The ringgit advanced as much as 1.1 percent to 4.2580 per dollar. Also adding support was news that 1Malaysia Development Bhd (1MDB) has agreed to sell its energy business to China General Nuclear Power Corporation, as it seeks to cut its debt and restore investor confidence in the Southeast Asian country. "The 1MDB sale of its energy business helps contribute to stabilisation of outlook for MYR and reinforce our non-consensus view for a neutral MYR against the USD," said Heng Koon How, senior currency strategist for Credit Suisse private banking and wealth management in Singapore.
Separately, China will buy more Malaysian government bonds to help stabilise its financial markets, Premier Li Keqiang announced, according to state news agency Xinhua on Monday. The ringgit is the worst-performing Asian currency in 2015 with an 18 percent loss against the dollar so far this year. An international probe into business dealings at 1MDB, along with weak global prices, has hurt sentiment in Malaysia. 1MDB has denied any wrongdoing.
Still, analysts and traders doubted how much further the ringgit could appreciate as crude prices are likely to stay under pressure from a supply glut. Malaysia is a major exporter of palm oil and liquefied natural gas, which have also seen a steep price slide. "The news is more positive for sovereign CDS than for the MYR because the MYR is more vulnerable to falling oil prices," said Tim Condon, head of Asia research for ING Bank in a note, referring to credit default swaps. Investors use CDS to hedge against risks of debt default.
Malaysia's five-year CDS are at 170/175 basis points, down 20 bps points this month. The Taiwan dollar advanced as foreign investors continued to buy local stocks. Foreigners were net buyers in the previous three consecutive sessions, absorbing a combined net T$6.9 billion ($212.1 million) worth of equities, Taiwan Stock Exchange data showed.

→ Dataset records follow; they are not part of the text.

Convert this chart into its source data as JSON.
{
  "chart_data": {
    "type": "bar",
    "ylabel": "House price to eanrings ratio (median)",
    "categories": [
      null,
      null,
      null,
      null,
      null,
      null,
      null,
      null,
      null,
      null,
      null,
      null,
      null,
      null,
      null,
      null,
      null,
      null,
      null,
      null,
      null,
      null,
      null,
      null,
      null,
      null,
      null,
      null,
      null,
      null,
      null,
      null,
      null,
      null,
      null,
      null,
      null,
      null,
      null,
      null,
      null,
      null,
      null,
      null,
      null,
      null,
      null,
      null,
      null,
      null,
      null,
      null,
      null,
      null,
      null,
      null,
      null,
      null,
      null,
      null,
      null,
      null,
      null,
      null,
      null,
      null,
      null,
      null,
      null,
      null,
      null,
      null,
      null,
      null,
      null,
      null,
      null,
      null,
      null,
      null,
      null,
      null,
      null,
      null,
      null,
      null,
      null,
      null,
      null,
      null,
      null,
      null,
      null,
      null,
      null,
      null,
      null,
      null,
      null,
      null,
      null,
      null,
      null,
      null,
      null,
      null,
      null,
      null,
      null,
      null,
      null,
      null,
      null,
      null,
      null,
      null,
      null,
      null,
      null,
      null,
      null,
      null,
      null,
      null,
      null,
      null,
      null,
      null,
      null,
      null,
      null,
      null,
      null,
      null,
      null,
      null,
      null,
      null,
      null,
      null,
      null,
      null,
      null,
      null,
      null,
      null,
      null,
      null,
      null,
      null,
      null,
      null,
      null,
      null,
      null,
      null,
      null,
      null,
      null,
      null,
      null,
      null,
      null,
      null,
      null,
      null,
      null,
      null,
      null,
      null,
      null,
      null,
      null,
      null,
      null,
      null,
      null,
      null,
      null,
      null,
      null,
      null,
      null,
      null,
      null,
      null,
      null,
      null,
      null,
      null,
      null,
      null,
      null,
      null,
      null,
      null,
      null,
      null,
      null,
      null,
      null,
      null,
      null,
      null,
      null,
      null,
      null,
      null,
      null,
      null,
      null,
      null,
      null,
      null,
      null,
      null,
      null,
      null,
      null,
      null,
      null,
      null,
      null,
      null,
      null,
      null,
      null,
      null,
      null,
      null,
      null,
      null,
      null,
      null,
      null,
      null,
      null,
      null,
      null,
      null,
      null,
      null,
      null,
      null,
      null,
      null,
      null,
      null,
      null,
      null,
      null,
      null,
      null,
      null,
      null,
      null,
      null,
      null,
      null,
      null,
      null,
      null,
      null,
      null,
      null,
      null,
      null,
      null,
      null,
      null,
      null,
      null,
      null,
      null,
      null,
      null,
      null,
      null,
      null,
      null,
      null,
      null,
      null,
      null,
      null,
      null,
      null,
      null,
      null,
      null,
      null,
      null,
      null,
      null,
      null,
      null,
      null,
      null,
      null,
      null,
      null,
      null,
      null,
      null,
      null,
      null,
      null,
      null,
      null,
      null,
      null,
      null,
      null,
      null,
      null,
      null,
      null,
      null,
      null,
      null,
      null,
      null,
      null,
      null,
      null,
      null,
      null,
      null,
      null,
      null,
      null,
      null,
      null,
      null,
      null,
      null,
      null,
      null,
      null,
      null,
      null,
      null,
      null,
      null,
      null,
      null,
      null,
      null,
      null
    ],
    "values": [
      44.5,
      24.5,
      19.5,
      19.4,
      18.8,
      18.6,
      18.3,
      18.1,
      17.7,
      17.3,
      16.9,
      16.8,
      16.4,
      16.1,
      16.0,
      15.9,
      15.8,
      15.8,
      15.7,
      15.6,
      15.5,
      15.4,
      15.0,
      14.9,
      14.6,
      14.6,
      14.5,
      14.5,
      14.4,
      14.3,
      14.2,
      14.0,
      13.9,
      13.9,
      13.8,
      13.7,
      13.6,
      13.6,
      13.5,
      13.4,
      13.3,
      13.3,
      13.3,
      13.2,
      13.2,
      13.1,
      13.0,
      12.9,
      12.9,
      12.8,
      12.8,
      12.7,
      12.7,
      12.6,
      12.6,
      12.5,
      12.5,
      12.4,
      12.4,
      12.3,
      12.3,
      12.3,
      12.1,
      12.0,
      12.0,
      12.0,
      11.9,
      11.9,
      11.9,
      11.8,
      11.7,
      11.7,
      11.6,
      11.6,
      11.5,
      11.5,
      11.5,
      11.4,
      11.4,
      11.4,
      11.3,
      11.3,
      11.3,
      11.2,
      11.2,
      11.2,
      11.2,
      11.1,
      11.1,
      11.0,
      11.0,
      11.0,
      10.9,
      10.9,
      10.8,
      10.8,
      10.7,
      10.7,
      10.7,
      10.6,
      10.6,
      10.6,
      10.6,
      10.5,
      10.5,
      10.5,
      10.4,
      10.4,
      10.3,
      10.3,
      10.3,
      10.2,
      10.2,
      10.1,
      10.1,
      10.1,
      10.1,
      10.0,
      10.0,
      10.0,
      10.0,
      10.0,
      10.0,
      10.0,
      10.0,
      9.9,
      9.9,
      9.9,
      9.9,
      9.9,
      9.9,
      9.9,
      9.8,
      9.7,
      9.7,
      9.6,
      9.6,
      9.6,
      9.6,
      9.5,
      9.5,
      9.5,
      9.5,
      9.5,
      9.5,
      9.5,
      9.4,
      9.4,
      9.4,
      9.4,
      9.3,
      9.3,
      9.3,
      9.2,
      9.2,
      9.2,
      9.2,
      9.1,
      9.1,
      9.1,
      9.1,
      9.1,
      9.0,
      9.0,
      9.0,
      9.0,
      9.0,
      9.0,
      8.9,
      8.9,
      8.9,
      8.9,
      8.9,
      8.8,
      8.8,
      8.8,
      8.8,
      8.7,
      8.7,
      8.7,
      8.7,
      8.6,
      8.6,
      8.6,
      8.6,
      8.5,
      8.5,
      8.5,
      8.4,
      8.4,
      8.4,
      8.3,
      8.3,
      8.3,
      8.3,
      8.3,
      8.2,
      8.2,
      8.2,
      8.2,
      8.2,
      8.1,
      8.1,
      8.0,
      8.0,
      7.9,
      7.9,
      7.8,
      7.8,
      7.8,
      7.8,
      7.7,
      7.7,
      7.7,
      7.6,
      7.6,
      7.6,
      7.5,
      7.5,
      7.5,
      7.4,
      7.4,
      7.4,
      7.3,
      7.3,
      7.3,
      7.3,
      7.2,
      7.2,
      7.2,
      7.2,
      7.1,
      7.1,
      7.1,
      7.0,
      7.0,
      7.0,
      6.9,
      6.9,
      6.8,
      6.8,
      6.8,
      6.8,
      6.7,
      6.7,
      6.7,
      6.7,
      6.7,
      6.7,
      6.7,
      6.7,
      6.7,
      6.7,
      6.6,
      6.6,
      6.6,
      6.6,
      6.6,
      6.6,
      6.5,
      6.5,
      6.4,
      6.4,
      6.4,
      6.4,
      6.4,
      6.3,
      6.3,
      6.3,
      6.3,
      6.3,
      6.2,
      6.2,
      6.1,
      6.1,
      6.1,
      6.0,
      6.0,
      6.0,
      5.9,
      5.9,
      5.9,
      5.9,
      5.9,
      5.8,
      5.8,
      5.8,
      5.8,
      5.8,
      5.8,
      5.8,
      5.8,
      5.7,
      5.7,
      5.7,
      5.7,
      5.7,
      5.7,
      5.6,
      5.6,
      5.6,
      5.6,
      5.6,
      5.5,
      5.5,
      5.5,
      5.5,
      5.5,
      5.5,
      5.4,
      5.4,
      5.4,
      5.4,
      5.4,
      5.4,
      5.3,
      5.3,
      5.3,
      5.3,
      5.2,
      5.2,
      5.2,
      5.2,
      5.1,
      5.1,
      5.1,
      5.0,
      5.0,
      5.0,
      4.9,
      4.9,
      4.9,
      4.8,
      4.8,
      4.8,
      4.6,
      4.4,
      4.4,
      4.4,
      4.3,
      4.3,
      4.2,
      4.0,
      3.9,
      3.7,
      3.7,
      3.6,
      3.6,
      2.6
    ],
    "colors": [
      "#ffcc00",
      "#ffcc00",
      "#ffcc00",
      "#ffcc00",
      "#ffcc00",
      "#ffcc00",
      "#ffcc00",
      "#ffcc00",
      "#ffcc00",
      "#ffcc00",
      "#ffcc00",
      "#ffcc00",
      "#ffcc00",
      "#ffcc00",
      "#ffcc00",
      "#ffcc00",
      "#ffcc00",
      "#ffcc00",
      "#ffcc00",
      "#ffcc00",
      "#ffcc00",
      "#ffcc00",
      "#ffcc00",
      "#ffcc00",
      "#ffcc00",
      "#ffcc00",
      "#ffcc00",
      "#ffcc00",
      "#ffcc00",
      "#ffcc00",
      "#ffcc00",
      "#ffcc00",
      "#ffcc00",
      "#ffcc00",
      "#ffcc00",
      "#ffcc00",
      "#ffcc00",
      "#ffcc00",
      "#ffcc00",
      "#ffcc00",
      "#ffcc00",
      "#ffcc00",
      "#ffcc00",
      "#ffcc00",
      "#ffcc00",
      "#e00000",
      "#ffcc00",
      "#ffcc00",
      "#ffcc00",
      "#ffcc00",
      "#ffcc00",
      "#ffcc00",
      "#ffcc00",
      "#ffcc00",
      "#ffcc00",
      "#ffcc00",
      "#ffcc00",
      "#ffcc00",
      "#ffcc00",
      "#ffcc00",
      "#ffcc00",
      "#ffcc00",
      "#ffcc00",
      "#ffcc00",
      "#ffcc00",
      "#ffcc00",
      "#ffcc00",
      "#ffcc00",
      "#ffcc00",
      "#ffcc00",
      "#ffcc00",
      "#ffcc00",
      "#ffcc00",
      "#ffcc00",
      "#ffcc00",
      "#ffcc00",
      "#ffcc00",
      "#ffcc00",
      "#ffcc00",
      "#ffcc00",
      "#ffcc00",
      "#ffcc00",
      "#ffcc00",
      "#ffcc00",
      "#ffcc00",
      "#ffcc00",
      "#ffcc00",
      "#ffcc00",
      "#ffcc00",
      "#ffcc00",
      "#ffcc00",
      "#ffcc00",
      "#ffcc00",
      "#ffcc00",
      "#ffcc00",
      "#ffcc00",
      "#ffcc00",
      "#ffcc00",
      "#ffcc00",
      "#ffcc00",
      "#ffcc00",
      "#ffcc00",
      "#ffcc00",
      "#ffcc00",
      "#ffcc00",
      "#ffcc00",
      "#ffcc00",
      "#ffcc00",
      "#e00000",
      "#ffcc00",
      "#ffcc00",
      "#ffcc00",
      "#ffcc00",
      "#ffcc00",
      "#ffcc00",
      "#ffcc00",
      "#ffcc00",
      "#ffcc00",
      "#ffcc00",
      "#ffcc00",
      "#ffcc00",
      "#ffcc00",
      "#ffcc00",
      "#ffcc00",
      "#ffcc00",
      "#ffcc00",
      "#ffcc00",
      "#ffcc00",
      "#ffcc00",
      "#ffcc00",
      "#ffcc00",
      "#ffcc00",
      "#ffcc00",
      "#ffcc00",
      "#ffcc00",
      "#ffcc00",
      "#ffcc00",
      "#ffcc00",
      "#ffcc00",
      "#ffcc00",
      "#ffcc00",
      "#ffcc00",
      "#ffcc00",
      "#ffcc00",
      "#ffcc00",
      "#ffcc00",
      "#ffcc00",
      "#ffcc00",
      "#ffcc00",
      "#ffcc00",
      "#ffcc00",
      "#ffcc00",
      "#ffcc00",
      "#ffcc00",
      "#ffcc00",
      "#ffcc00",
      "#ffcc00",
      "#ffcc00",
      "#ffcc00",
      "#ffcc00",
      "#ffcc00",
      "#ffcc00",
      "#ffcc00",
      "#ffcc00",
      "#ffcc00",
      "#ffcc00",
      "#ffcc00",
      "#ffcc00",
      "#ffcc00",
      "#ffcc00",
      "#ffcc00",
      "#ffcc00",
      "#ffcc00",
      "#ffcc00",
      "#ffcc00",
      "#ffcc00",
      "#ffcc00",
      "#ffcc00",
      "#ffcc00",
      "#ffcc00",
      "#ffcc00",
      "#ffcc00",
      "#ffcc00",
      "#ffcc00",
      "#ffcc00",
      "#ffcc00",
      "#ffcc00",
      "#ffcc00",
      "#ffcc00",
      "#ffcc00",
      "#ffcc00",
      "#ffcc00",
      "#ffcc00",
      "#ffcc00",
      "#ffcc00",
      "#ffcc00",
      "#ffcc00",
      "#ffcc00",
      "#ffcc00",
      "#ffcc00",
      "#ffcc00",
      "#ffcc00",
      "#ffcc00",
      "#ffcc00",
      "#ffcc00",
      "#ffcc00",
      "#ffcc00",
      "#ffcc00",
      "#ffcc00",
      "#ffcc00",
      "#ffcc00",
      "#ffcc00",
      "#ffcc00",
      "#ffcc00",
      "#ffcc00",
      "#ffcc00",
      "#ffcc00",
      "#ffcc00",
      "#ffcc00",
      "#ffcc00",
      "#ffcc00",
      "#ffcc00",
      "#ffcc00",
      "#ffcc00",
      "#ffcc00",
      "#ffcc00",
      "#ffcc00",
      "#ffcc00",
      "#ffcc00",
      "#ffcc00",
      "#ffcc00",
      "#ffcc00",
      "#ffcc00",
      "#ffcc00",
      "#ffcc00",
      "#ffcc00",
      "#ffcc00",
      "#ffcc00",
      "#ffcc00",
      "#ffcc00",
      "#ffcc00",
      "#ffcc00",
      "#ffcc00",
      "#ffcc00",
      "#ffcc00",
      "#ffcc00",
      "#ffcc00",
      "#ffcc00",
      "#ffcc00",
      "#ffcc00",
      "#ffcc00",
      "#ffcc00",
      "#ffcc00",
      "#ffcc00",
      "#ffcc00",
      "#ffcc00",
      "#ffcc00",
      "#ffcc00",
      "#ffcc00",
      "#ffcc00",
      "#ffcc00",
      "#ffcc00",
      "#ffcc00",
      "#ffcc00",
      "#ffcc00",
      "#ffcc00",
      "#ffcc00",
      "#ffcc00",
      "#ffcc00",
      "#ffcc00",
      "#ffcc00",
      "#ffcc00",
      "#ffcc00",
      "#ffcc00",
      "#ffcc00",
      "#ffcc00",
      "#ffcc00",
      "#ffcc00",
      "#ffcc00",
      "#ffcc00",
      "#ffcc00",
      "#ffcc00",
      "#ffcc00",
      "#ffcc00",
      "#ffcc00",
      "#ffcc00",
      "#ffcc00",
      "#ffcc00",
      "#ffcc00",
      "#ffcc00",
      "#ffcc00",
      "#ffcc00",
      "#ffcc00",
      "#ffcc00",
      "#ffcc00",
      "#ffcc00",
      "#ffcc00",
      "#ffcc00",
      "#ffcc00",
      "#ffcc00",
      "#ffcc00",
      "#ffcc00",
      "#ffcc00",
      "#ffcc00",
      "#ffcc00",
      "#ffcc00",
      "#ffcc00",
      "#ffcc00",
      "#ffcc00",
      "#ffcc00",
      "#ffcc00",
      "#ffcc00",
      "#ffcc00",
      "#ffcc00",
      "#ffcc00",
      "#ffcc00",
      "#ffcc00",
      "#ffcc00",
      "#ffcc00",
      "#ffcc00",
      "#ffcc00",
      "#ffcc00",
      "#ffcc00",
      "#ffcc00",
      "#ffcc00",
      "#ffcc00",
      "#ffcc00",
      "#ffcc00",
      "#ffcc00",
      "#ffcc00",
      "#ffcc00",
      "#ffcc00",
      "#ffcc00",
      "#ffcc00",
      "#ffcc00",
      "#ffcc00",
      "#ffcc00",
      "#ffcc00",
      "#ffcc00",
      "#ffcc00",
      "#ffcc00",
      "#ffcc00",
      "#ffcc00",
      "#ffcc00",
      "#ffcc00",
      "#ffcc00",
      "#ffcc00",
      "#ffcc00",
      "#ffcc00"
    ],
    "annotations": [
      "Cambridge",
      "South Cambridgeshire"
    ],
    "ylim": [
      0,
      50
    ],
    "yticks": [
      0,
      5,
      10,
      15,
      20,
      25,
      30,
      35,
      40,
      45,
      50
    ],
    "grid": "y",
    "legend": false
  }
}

Taiwan's central bank was not spotted intervening on Tuesday to stem strength in the best-performing emerging Asian currency so far this year, traders said. Authorities did not intervene in the Taiwan dollar's opening price for a second straight day, indicating the central bank may be comfortable with the currency's current levels, traders added. The central bank usually steps into the local currency market to curb volatility, especially when trade opens and closes, according to traders. South Korea's won rose as exporters bought it for month-end settlements. Offshore funds also purchased the won to cut dollar holdings, prompting stop-loss selling in the greenback, traders said.